An issue that comes up frequently is: What is the risk of bleeding in patients on SSRIs who are also on anticoagulants? Dr. Quinn and colleagues looked at the bleeding risk of anticoagulated patients also taking SSRIs in the ROCKET AF trial.9 They found 737 patients who received SSRIs and matched them with other patients not on SSRIs in the trial. All patients in the trial were either receiving rivaroxaban or warfarin for stroke prophylaxis. They found no significant increase risk in bleeding in the patients on SSRIs and anticoagulants.
 

Take-home points:

  • Yawning and hyperhidrosis are interesting side effects of SSRIs.
  • Bleeding risk is increased in patients on SSRIs, especially when combined with NSAIDs.

Dr. Paauw is professor of medicine in the division of general internal medicine at the University of Washington, Seattle, and he serves as third-year medical student clerkship director at the University of Washington.

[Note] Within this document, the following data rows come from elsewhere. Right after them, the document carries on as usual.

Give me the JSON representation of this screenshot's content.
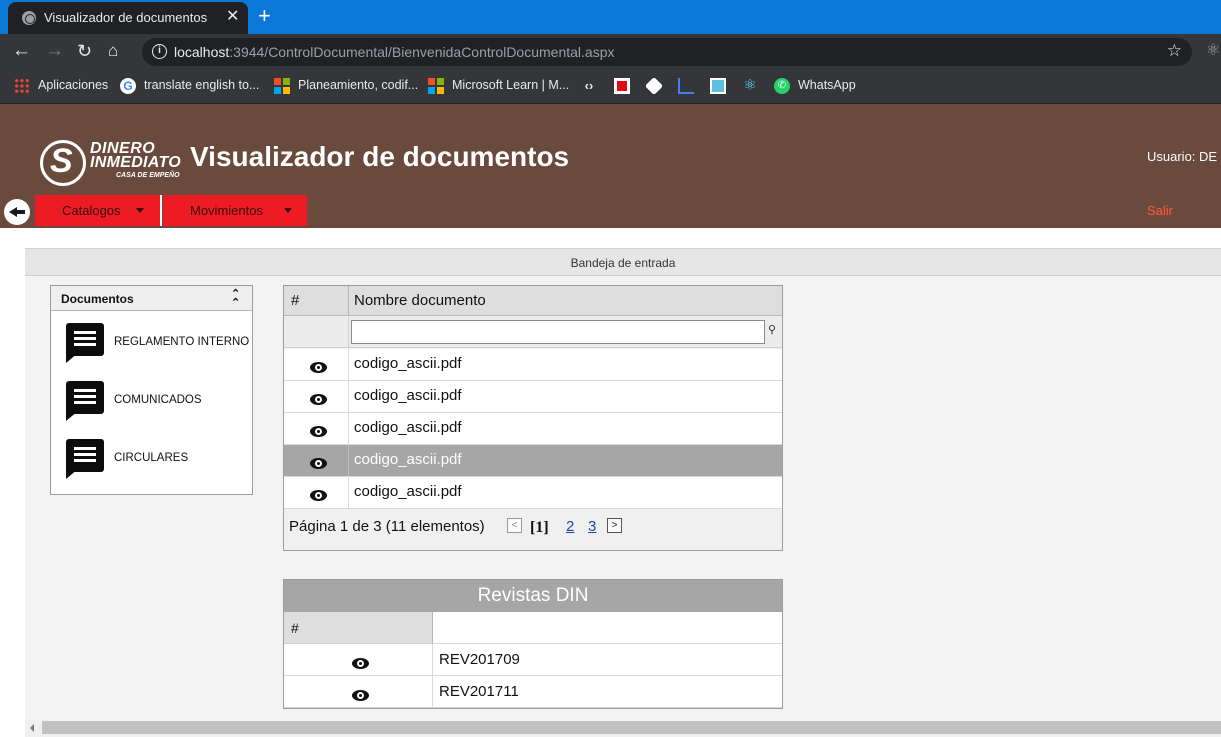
{
  "browser": {
    "tab_title": "Visualizador de documentos",
    "tab_close": "✕",
    "new_tab": "+",
    "url_host": "localhost",
    "url_rest": ":3944/ControlDocumental/BienvenidaControlDocumental.aspx",
    "bookmarks": [
      {
        "label": "Aplicaciones",
        "icon": "apps-grid-icon"
      },
      {
        "label": "translate english to...",
        "icon": "google-icon"
      },
      {
        "label": "Planeamiento, codif...",
        "icon": "microsoft-icon"
      },
      {
        "label": "Microsoft Learn | M...",
        "icon": "microsoft-icon"
      },
      {
        "label": "WhatsApp",
        "icon": "whatsapp-icon"
      }
    ]
  },
  "header": {
    "logo_line1": "DINERO",
    "logo_line2": "INMEDIATO",
    "logo_line3": "CASA DE EMPEÑO",
    "title": "Visualizador de documentos",
    "user_label": "Usuario: DE",
    "menu": [
      {
        "label": "Catalogos"
      },
      {
        "label": "Movimientos"
      }
    ],
    "logout": "Salir"
  },
  "main": {
    "inbox_title": "Bandeja de entrada",
    "documents_panel": {
      "title": "Documentos",
      "items": [
        {
          "label": "REGLAMENTO INTERNO"
        },
        {
          "label": "COMUNICADOS"
        },
        {
          "label": "CIRCULARES"
        }
      ]
    },
    "documents_grid": {
      "col_hash": "#",
      "col_name": "Nombre documento",
      "filter_value": "",
      "rows": [
        {
          "name": "codigo_ascii.pdf",
          "selected": false
        },
        {
          "name": "codigo_ascii.pdf",
          "selected": false
        },
        {
          "name": "codigo_ascii.pdf",
          "selected": false
        },
        {
          "name": "codigo_ascii.pdf",
          "selected": true
        },
        {
          "name": "codigo_ascii.pdf",
          "selected": false
        }
      ],
      "pager": {
        "summary": "Página 1 de 3 (11 elementos)",
        "current": "[1]",
        "pages": [
          "2",
          "3"
        ]
      }
    },
    "magazines_grid": {
      "title": "Revistas DIN",
      "col_hash": "#",
      "rows": [
        {
          "name": "REV201709"
        },
        {
          "name": "REV201711"
        }
      ]
    }
  }
}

Contact Dr. Paauw at [email protected].

References

1. Neurologia. 2013 Nov-Dec;28(9):589-90.

2. Psychiatry Clin Neurosci. 2006 Apr;60(2):260.

3. Presse Med. 2014 Oct;43(10 Pt 1):1135-6.

4. Prog Neuropsychopharmacol Biol Psychiatry. 2009 Jun 15;33(4):747.

5. Ann Pharmacother. 2011 Oct;45(10):1297-301.

6. Depress Anxiety. 2017 Dec;34(12):1134-46.

7. Pharmacol Res. 2017 Apr;118:19-32.

8. Am J Gastroenterol. 2014 Jun;109(6):811-9.

9. J Am Heart Assoc. 2018 Aug 7;7(15):e008755.